Board Q&A: Luis Parra

Nov. 7, 2023
Luis and Cecy Parra

Luis and Cecy Parra

Luis Parra was raised in Nogales, Arizona, and is an Army veteran with deep roots in the Arizona-Sonora Borderlands. The first in his family to graduate from college, he majored in psychology at the University of Arizona. Later, he earned a law degree and has been practicing law for 21 years. He lives with his family in Rio Rico and owns a business immigration law practice in Nogales, Ariz. Luis is the founding chairman of the Kino Border Initiative and a six-year member of the SBS Advisory Board. Recently, he was appointed vice chair and talked about how he hopes to contribute to the board's vision and continue his commitment to the Arizona-Sonora Borderlands community.

How are you involved with the University of Arizona?

In addition to being an SBS board member, my wife and I have led SBS-sponsored faculty excursions to the Santa Cruz River, and to the eastern side of Nogales, Sonora, where we invited professors to present on the history of the region.

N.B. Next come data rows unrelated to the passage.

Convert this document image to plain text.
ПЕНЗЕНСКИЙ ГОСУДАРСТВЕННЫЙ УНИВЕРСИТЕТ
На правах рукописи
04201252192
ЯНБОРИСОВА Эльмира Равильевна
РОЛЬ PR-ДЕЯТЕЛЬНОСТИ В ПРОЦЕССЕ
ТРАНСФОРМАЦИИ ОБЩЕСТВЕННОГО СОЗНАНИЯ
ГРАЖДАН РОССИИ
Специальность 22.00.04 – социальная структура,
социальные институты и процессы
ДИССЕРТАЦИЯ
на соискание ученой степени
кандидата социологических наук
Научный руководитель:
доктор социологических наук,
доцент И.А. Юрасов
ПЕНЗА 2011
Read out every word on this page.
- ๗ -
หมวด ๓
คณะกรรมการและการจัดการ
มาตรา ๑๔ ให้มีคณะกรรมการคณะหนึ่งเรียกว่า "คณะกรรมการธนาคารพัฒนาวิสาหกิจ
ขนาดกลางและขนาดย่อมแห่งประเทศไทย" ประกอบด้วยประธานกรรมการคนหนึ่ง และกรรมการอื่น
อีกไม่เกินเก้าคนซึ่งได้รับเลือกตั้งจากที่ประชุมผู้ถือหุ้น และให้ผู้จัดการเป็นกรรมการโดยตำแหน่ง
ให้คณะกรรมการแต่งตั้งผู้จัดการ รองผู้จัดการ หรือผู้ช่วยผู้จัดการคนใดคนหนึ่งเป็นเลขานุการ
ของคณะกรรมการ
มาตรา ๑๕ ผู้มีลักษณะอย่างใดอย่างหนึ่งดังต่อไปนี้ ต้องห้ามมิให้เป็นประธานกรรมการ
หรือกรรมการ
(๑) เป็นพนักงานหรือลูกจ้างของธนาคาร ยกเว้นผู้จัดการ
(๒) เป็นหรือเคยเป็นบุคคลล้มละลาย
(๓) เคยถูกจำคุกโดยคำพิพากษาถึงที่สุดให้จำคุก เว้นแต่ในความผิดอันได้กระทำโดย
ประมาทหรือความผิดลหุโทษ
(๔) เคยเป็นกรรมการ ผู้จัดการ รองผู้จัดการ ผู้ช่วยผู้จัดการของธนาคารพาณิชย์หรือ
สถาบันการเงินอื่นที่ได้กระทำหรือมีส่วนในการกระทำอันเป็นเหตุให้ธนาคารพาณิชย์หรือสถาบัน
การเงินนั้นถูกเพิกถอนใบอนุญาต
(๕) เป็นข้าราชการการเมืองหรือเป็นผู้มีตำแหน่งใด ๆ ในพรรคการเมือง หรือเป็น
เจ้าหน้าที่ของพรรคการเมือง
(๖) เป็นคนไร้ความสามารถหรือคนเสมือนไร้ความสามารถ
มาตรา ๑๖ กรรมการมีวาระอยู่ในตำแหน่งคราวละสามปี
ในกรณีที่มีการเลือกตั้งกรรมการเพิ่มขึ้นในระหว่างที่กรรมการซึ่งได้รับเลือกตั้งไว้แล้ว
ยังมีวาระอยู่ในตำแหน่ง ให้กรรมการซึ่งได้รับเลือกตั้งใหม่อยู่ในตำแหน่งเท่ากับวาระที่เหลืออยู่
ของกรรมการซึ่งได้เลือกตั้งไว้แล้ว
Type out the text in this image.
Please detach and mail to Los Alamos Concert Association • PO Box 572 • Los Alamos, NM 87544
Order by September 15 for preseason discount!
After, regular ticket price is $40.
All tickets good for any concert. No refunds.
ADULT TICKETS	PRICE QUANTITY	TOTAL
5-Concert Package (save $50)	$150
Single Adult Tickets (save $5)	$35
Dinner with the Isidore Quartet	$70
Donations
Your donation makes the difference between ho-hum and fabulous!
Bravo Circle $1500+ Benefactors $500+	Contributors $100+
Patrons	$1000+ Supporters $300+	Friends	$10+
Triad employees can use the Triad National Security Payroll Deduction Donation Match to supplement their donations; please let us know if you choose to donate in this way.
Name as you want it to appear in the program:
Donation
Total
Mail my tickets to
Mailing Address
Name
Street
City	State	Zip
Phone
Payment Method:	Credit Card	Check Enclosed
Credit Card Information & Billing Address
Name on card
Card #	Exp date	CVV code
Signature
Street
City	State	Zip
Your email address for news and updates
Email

What motivated you to take this role?

Initially, I wanted to give back to UArizona because that’s where I graduated from, and I wanted to be involved with SBS because history and anthropology were my interests. After practicing law for several years, I felt compelled to step up and join the board. I’m passionate about preserving and promoting the history, heritage, and sustainability of our Arizona-Sonora Borderlands region. The College of SBS understands that it’s about more than just being neighbors — it’s understanding the complexities of how we are tied at the hip.

Has your work in immigration law informed your deep concern and advocacy for immigrant and asylum communities?

U.S. Immigration Law and Policy has influenced me significantly. Particularly about how push and pull factors directly impact the plight of South American immigrants. I used to evaluate geopolitics from the standpoint of someone who never spent much time outside Arizona. As a member of the American Immigration Law Association and a 15-year immigration law practitioner, I benefit from the research and advocacy of this organization and my colleagues. Further, my travels to the Middle East, South America and Mexico have helped me understand that immigration issues are not always black and white.

What key initiatives or projects do you hope to champion during your tenure as vice chair?

First and foremost, this role will be a collaborative effort, which means I will assist our chair in whatever ways she thinks are best to reach our main goals and priorities. Secondly, I want to continue recognizing the humanity of Southern Arizona's immigrant and asylum communities and support research on their socioeconomic impact.

How do you hope to impact the SBS Advisory Board as vice chair?

I want to have a more active voice and help strengthen the ties between SBS and the Arizona-Sonora Borderlands community. I want to contribute to the outlook of what SBS considers in its promotion of and impact on that community. One way we can do that is by making sure that SBS-sponsored projects and festivals always include folks from the Borderlands at the table.